Para reduzir riscos microbiológicos sem “agredir” a tábua, prefira limpeza imediata após o uso, sem deixar resíduos secarem. Em tábuas de madeira, evite longas imersões em água; isso favorece empeno e fissuras. Para desinfecção pontual, use soluções adequadas para alimentos (por exemplo, sanitizantes próprios) e enxágue bem, sempre respeitando instruções do fabricante. Em tábuas de plástico, não confie apenas no brilho: sulcos profundos podem reter sujeira mesmo após uma lavagem rápida.

Como reduzir a ingestão de microplásticos na cozinha

Não existe uma “tábua milagrosa”, mas algumas mudanças simples ajudam a diminuir bastante a exposição diária a partículas plásticas:

  • Substituir tábuas de plástico muito riscadas, deformadas, descoloridas ou com rebarbas.
  • Separar tábuas para carnes e para vegetais/alimentos prontos, reduzindo contaminação cruzada.
  • Evitar cortar alimentos ainda congelados em tábuas de plástico.
  • Não apoiar panelas quentes diretamente sobre superfícies plásticas.
  • Ao renovar utensílios, priorizar madeira ou vidro (considerando o impacto no fio da faca).
  • Diminuir o uso de potes plásticos no micro-ondas, dando preferência ao vidro.

Trocar o material é só parte do caminho: a forma de usar, lavar e guardar a tábua influencia diretamente o quanto ela se desgasta - e, com isso, quanto pode liberar.

Erros comuns no uso das tábuas de corte

Usar a mesma tábua para tudo

Além da discussão sobre microplásticos, existe o risco biológico. Cortar carne crua, legumes e alimentos prontos na mesma superfície aumenta a chance de transmissão de bactérias como Salmonella e Campylobacter. O mais seguro é ter ao menos uma tábua dedicada a carnes e outra para vegetais e itens prontos para consumo.

Não checar o estado da superfície

Cortes e ranhuras profundas viram “abrigos” para resíduos e microrganismos, difíceis de remover numa lavagem rápida. Esses mesmos pontos concentraram desgaste ao longo do tempo, favorecendo o desprendimento de partículas.

Exagerar na exposição ao calor

Água muito quente, forno e micro-ondas aceleram o envelhecimento de plásticos, que ficam mais quebradiços. Com o tempo, a tábua pode perder a estrutura e começar a se desmanchar aos poucos - muitas vezes sem que a pessoa perceba.

O que significa, na prática, viver cercado de microplásticos

Microplásticos são partículas com menos de 5 milímetros. Muitas são tão pequenas que só aparecem ao microscópio. Existem ainda os nanoplásticos, menores ainda, que podem atravessar barreiras biológicas com mais facilidade.

Pense numa rotina comum: café em cápsula, comida aquecida em pote plástico, água em garrafa descartável, legumes cortados numa tábua de plástico. Em cada etapa, uma parcela microscópica pode ser ingerida ou inalada. Separadamente, pode parecer pouco; somadas ao longo de anos, formam uma exposição constante.

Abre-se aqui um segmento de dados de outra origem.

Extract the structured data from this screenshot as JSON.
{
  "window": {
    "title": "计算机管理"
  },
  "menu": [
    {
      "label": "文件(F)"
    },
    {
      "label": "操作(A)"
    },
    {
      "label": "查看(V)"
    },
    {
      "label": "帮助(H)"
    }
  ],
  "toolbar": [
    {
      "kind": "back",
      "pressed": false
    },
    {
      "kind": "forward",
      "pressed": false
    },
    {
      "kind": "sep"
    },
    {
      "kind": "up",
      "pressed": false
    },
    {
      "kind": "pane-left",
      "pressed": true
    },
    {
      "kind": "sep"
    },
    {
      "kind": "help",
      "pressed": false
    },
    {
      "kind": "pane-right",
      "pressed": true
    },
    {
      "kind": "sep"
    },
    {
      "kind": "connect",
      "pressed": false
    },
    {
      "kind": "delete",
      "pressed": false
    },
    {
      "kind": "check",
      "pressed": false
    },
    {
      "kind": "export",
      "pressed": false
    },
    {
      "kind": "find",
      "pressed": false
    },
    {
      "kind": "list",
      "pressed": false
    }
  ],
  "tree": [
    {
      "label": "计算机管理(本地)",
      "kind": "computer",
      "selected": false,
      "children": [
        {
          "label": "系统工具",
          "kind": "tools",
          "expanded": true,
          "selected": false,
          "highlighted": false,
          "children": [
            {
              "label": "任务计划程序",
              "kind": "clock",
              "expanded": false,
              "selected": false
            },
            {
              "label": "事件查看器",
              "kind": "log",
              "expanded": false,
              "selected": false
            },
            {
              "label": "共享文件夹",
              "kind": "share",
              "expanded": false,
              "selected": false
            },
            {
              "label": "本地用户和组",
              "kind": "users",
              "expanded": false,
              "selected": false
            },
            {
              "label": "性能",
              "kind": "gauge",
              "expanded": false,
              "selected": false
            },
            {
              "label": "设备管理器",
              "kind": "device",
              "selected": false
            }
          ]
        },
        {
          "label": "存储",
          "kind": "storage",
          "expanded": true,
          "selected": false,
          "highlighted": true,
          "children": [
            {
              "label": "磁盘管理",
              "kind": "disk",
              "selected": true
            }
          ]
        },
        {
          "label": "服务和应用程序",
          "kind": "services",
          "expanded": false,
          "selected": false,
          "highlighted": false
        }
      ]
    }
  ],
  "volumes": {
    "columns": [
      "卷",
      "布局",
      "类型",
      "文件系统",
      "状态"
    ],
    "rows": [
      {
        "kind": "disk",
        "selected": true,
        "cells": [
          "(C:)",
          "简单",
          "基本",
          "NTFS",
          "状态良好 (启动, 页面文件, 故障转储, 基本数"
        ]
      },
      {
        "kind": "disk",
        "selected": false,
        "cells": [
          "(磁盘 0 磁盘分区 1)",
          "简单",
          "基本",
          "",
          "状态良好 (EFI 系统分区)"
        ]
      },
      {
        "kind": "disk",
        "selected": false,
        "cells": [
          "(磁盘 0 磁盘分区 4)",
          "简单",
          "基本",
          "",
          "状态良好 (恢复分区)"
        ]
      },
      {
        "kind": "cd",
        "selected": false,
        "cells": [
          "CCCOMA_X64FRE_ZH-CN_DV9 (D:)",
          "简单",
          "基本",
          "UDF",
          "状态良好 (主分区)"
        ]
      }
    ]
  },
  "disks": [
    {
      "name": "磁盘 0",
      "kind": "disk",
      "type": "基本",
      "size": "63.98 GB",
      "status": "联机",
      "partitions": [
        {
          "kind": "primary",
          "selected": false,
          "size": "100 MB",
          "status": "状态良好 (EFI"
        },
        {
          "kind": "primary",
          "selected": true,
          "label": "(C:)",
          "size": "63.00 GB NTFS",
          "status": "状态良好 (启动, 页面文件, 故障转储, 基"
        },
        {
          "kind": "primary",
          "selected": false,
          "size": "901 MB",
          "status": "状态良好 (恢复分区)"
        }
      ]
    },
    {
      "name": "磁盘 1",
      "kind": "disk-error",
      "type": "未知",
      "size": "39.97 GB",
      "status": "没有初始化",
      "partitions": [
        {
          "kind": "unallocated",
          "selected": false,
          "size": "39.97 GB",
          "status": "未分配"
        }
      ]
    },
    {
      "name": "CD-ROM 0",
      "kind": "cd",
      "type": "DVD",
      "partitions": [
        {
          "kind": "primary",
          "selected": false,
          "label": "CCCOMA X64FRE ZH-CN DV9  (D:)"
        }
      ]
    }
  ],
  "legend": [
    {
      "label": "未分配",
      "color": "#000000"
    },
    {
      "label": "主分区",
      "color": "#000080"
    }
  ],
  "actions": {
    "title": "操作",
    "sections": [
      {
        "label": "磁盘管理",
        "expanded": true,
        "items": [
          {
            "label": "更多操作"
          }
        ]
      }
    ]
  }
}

Por isso, a lógica recomendada por especialistas costuma ser a da redução de acúmulo: assim como se controla sal, açúcar e gordura, faz sentido diminuir fontes desnecessárias de plástico em contato com alimentos. Cada troca, mesmo pequena, reduz um pedaço desse “orçamento” diário de exposição.

Descarte e substituição: como fazer de um jeito mais consciente (parágrafo extra)

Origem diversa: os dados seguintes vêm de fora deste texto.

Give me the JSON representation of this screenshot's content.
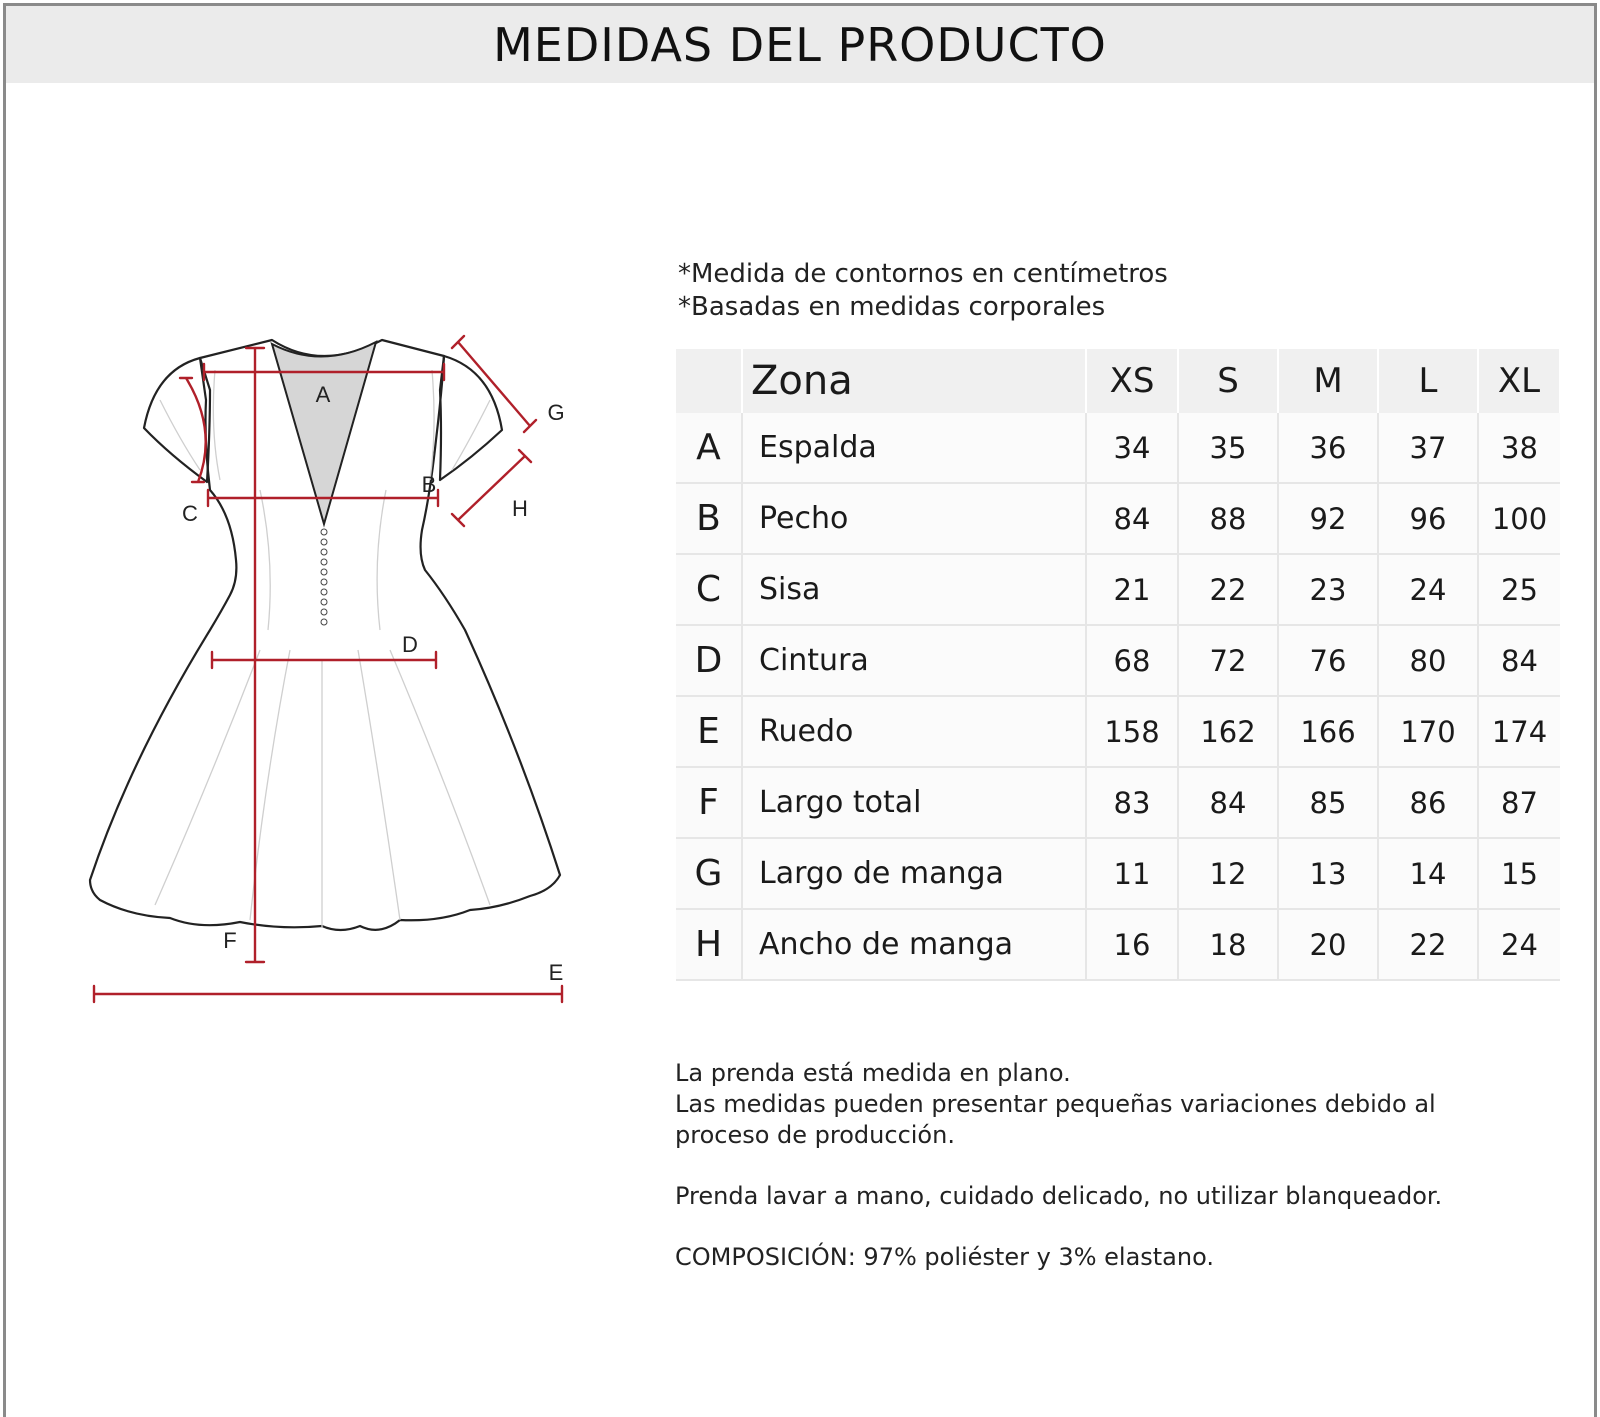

Quando chegar a hora de trocar a tábua, evite “empurrar com a barriga” usando peças com desgaste visível. Se a sua cidade tiver coleta seletiva e aceitar o tipo de plástico da tábua, faça o descarte correto; caso contrário, procure pontos de entrega voluntária. Para reposição, considere comprar tábuas mais espessas e de melhor qualidade (menos propensas a esfarelar), e estabeleça um uso definido para cada uma - isso diminui tanto o desgaste quanto a contaminação cruzada.

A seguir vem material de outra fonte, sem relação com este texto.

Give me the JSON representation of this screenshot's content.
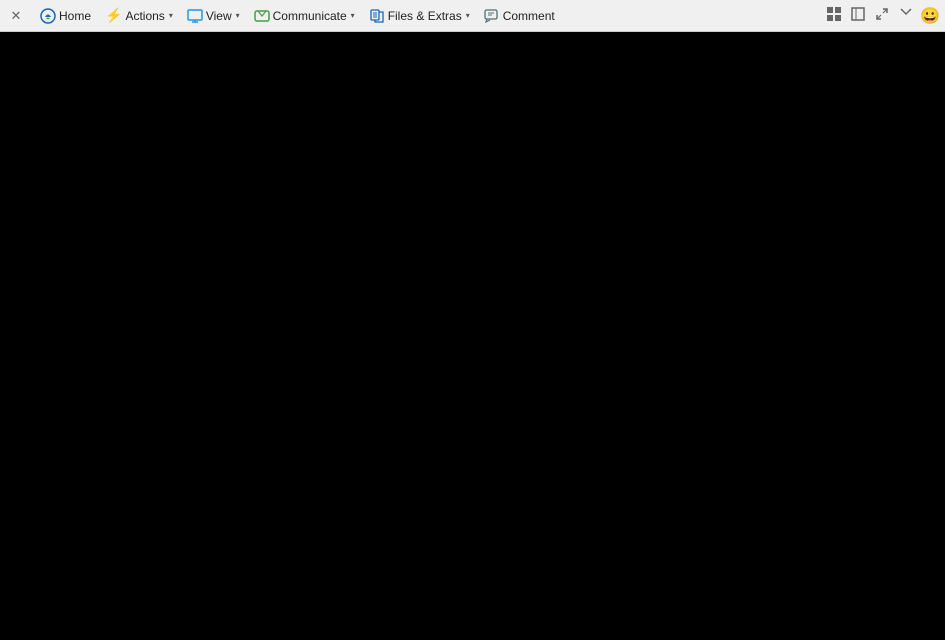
{
  "toolbar": {
    "close_label": "✕",
    "home_label": "Home",
    "actions_label": "Actions",
    "view_label": "View",
    "communicate_label": "Communicate",
    "files_extras_label": "Files & Extras",
    "comment_label": "Comment",
    "icons": {
      "home": "🏠",
      "actions": "⚡",
      "view": "🖥",
      "communicate": "📞",
      "files": "📋",
      "comment": "📝",
      "smiley": "😀"
    }
  },
  "main": {
    "background": "#000000"
  }
}
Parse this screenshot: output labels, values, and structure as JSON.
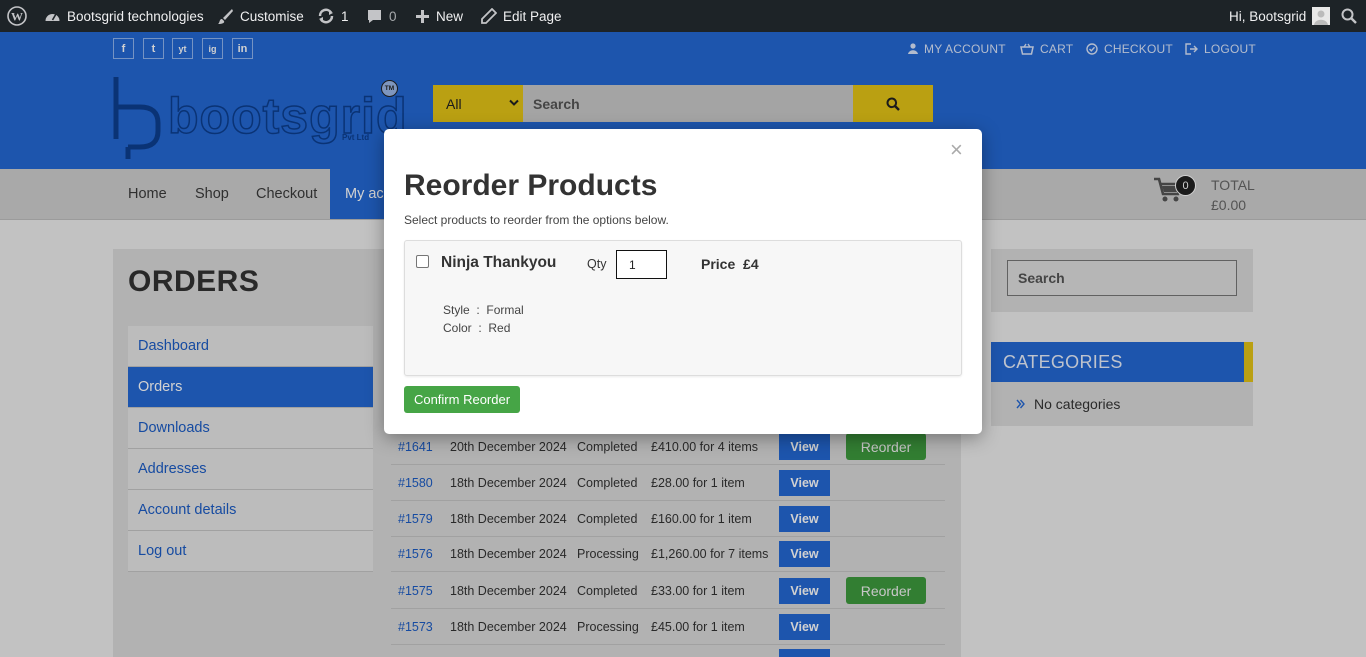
{
  "admin_bar": {
    "site_name": "Bootsgrid technologies",
    "customise": "Customise",
    "updates_count": "1",
    "comments_count": "0",
    "new_label": "New",
    "edit_page": "Edit Page",
    "greeting": "Hi, Bootsgrid"
  },
  "top_links": {
    "social": [
      "f",
      "t",
      "yt",
      "ig",
      "in"
    ],
    "my_account": "MY ACCOUNT",
    "cart": "CART",
    "checkout": "CHECKOUT",
    "logout": "LOGOUT"
  },
  "header": {
    "logo_text": "bootsgrid",
    "logo_sub": "Pvt Ltd",
    "logo_tm": "TM",
    "category_select": "All",
    "search_placeholder": "Search"
  },
  "nav": {
    "items": [
      "Home",
      "Shop",
      "Checkout",
      "My ac"
    ],
    "cart_count": "0",
    "total_label": "TOTAL",
    "total_value": "£0.00"
  },
  "page": {
    "title": "ORDERS",
    "account_nav": [
      "Dashboard",
      "Orders",
      "Downloads",
      "Addresses",
      "Account details",
      "Log out"
    ],
    "orders": [
      {
        "number": "#1641",
        "date": "20th December 2024",
        "status": "Completed",
        "total": "£410.00 for 4 items",
        "view": "View",
        "reorder": "Reorder"
      },
      {
        "number": "#1580",
        "date": "18th December 2024",
        "status": "Completed",
        "total": "£28.00 for 1 item",
        "view": "View",
        "reorder": ""
      },
      {
        "number": "#1579",
        "date": "18th December 2024",
        "status": "Completed",
        "total": "£160.00 for 1 item",
        "view": "View",
        "reorder": ""
      },
      {
        "number": "#1576",
        "date": "18th December 2024",
        "status": "Processing",
        "total": "£1,260.00 for 7 items",
        "view": "View",
        "reorder": ""
      },
      {
        "number": "#1575",
        "date": "18th December 2024",
        "status": "Completed",
        "total": "£33.00 for 1 item",
        "view": "View",
        "reorder": "Reorder"
      },
      {
        "number": "#1573",
        "date": "18th December 2024",
        "status": "Processing",
        "total": "£45.00 for 1 item",
        "view": "View",
        "reorder": ""
      }
    ]
  },
  "sidebar": {
    "search_placeholder": "Search",
    "categories_title": "CATEGORIES",
    "no_categories": "No categories"
  },
  "modal": {
    "close": "×",
    "title": "Reorder Products",
    "subtitle": "Select products to reorder from the options below.",
    "product": {
      "name": "Ninja Thankyou",
      "qty_label": "Qty",
      "qty_value": "1",
      "price_label": "Price",
      "price_value": "£4",
      "style_label": "Style",
      "style_value": "Formal",
      "color_label": "Color",
      "color_value": "Red"
    },
    "confirm_button": "Confirm Reorder"
  }
}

Pequenas mudanças que fazem diferença no longo prazo

Substituir uma tábua de plástico muito gasta por uma tábua de madeira bem cuidada não apaga os microplásticos da vida moderna, mas corta uma fonte direta, frequente e concreta de ingestão. O mesmo raciocínio vale para abandonar o hábito de aquecer comida em potes plásticos antigos, riscados ou deformados.

Para quem está montando a cozinha agora, uma estratégia simples é planejar compras com esses pontos em mente: poucas tábuas, bons materiais, funções claras e manutenção regular. Para quem já tem gavetas cheias, uma triagem dos itens mais surrados costuma ser o primeiro passo para reduzir a presença desse “plástico invisível” no prato.